Eleven dead in Gaza City, and Britain tuts from its imperial armchair. How predictable. How utterly Victorian.
The Foreign Office issues its familiar call for 'immediate de-escalation,' as if the Israelis and Palestinians were unruly schoolboys caught scrapping in the quad. They are not. They are civilisational proxies locked in a death spiral that mirrors the late Roman Empire's provincial wars.
What we witness is not a conflict. It is a decomposition. The old rules of just war, proportionality and distinction, have been replaced by the law of the kleptocratic strongman.
Israel bombs with surgical precision tailored to its own political survival. Hamas fires rockets with the mathematical certainty that they will provoke more funerals than photo opportunities. And Britain?

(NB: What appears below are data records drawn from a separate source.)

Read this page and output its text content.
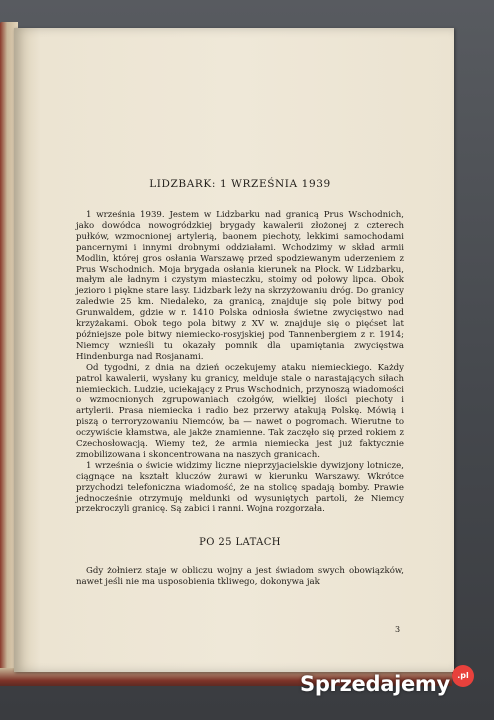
LIDZBARK: 1 WRZEŚNIA 1939

1 września 1939. Jestem w Lidzbarku nad granicą Prus Wschodnich, jako dowódca nowogródzkiej brygady kawalerii złożonej z czterech pułków, wzmocnionej artylerią, baonem piechoty, lekkimi samochodami pancernymi i innymi drobnymi oddziałami. Wchodzimy w skład armii Modlin, której gros osłania Warszawę przed spodziewanym uderzeniem z Prus Wschodnich. Moja brygada osłania kierunek na Płock. W Lidzbarku, małym ale ładnym i czystym miasteczku, stoimy od połowy lipca. Obok jezioro i piękne stare lasy. Lidzbark leży na skrzyżowaniu dróg. Do granicy zaledwie 25 km. Niedaleko, za granicą, znajduje się pole bitwy pod Grunwaldem, gdzie w r. 1410 Polska odniosła świetne zwycięstwo nad krzyżakami. Obok tego pola bitwy z XV w. znajduje się o pięćset lat późniejsze pole bitwy niemiecko-rosyjskiej pod Tannenbergiem z r. 1914; Niemcy wznieśli tu okazały pomnik dla upamiętania zwycięstwa Hindenburga nad Rosjanami.

Od tygodni, z dnia na dzień oczekujemy ataku niemieckiego. Każdy patrol kawalerii, wysłany ku granicy, melduje stale o narastających siłach niemieckich. Ludzie, uciekający z Prus Wschodnich, przynoszą wiadomości o wzmocnionych zgrupowaniach czołgów, wielkiej ilości piechoty i artylerii. Prasa niemiecka i radio bez przerwy atakują Polskę. Mówią i piszą o terroryzowaniu Niemców, ba — nawet o pogromach. Wierutne to oczywiście kłamstwa, ale jakże znamienne. Tak zaczęło się przed rokiem z Czechosłowacją. Wiemy też, że armia niemiecka jest już faktycznie zmobilizowana i skoncentrowana na naszych granicach.

1 września o świcie widzimy liczne nieprzyjacielskie dywizjony lotnicze, ciągnące na kształt kluczów żurawi w kierunku Warszawy. Wkrótce przychodzi telefoniczna wiadomość, że na stolicę spadają bomby. Prawie jednocześnie otrzymuję meldunki od wysuniętych partoli, że Niemcy przekroczyli granicę. Są zabici i ranni. Wojna rozgorzała.

PO 25 LATACH

Gdy żołnierz staje w obliczu wojny a jest świadom swych obowiązków, nawet jeśli nie ma usposobienia tkliwego, dokonywa jak

3
Sprzedajemy .pl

Britain plays the liberal hegemon, a ghost haunting a theatre it no longer owns. The Empire is dead. Its moral authority died with Suez.
Now it issues statements. It does not impose consequences. The eleven dead are not a tragedy.
They are a symptom of a world that has forgotten how to be civilised. De-escalation is a fantasy when both sides believe annihilation is the only negotiator. Rome fell because it stopped believing in its own laws.
We are watching the same autumnal decay. But do not worry. The Foreign Secretary will express his deep concern.
That always helps.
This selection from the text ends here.